By co-incident, I have a continuous running week after 25 May 2014. Learning from the first run, I then tell myself, I should do more running or something. Else, the continuous long distance run is not a good thing. I then start to run more on the road, but I kinda hurt my knee cap, which is not a good sign. So, I asked a gym trainer advice. He asked me go for more indoor gym class session. For the sake of the run, I go more gym class session, preparing myself while recovering my knee.
Until I participate in Maybank Bali Marathon Selection Test, I am more determine to train myself. Before I even departed to participate in the selection test, I received an email stating that their target was we need to finish 25 lapses of 500m in 45min. That is insane!! It is international marathon runners record. The Kenyian. However, I still went for the selection. Without enough sleep and preparation, I joined the selection. During the run, I knew I won’t be selection. I knew my time won make it to the top. Though of giving up crossed my mind. But I told myself, I travelled more than 300km and sleep less than 2 hours, I am not here to get a DNF aka Did Not Finished. I cannot bear another shame spot less than a week time. (I went to Tioman Eco Challenge, one of South East Asia toughest jungle trail, not completing the race).
However, I enjoyed this race the most, of all until now. Along the way, I received a lot of support and encouragement from unknown-name-Maybank-colleague. I love them. Even, the girl who won the race, while she was bypassing me for another round, she encouraged me to keep running. Her sweet face crossed my mind when I am doing my running session now. Basically I am the last person to finish the race. But because I don’t want a DNF, I continued and asked if I can complete my run. They allowed. I am happy. I apologized because they have to wait for me to finish. Another maybanker, whom I like also, said, “Don’t be sorry, you must be happy to run.” This sentence still well kept within my heart. And of course, to my greatest gratitude, I appreciate my best batch mate, whom accompany me by running beside me, motivate me to complete the race. I felt love in this run, which I treasure.
Tioman DNF and Maybank Bali Marathon Selection test defeat hit me, hard enough. When I was in the bus heading back to Penang, Hanson called. That small chat is one of the turning point. I started question myself. Why am I running? What I really want? I can’t be blindly registering for race after race. Am I really going after the medal of the race? What is it that I want from it? If I am determined going after trophy on the podium, GO For IT and Work towards IT!
Gladly, I am not totally defeat yet. I still have a top 20 medal from Komtar Tower Run to defense my pride =)
Okie, next year I will return to Bangi for selection test again, stronger and better. I really want to be a sportsman representative. That means something to me. Half marathon will be my focus.
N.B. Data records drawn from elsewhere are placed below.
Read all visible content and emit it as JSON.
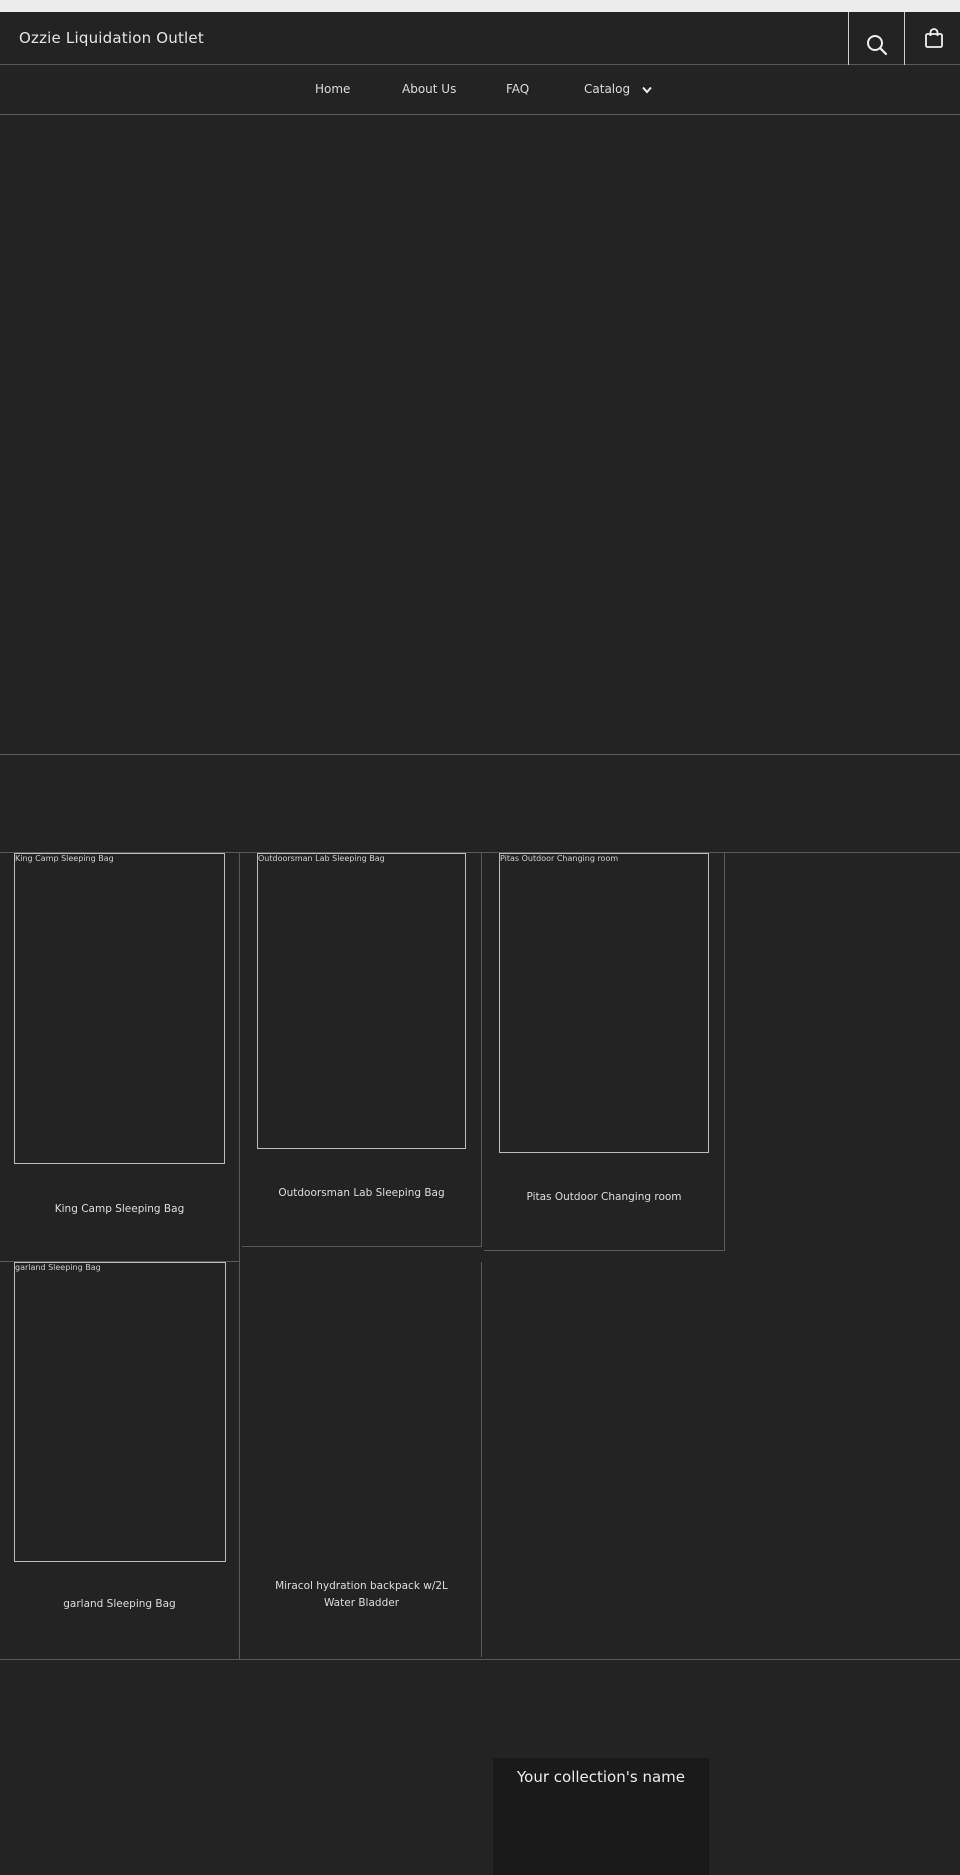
{
  "header": {
    "store_name": "Ozzie Liquidation Outlet",
    "search_icon": "search-icon",
    "cart_icon": "shopping-bag-icon"
  },
  "nav": {
    "items": [
      {
        "label": "Home"
      },
      {
        "label": "About Us"
      },
      {
        "label": "FAQ"
      },
      {
        "label": "Catalog",
        "icon": "chevron-down-icon"
      }
    ]
  },
  "products": [
    {
      "title": "King Camp Sleeping Bag",
      "image_alt": "King Camp Sleeping Bag"
    },
    {
      "title": "Outdoorsman Lab Sleeping Bag",
      "image_alt": "Outdoorsman Lab Sleeping Bag"
    },
    {
      "title": "Pitas Outdoor Changing room",
      "image_alt": "Pitas Outdoor Changing room"
    },
    {
      "title": "garland Sleeping Bag",
      "image_alt": "garland Sleeping Bag"
    },
    {
      "title": "Miracol hydration backpack w/2L Water Bladder"
    }
  ],
  "collection": {
    "title": "Your collection's name"
  },
  "colors": {
    "background": "#232323",
    "text": "#d8d8d8",
    "border": "#5a5a5a",
    "top_strip": "#ececec",
    "collection_tile": "#1a1a1a"
  }
}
My ultimate target is less than 2h for half marathon. My 2nd half marathon of the year completion time was 2h 54m. There’s a lot of improvement. But off course, still very far away from my ideal time limit set.
Coincidently, lately I had a conversation with Oppa. He challenged me to complete my next half marathon in 2h 15m and year end Penang Bridge Full Marathon in 5h 30m. Challenge accepted. Gonna train harder cause I have my pride to defense.
Running change me. I am more clear minded now.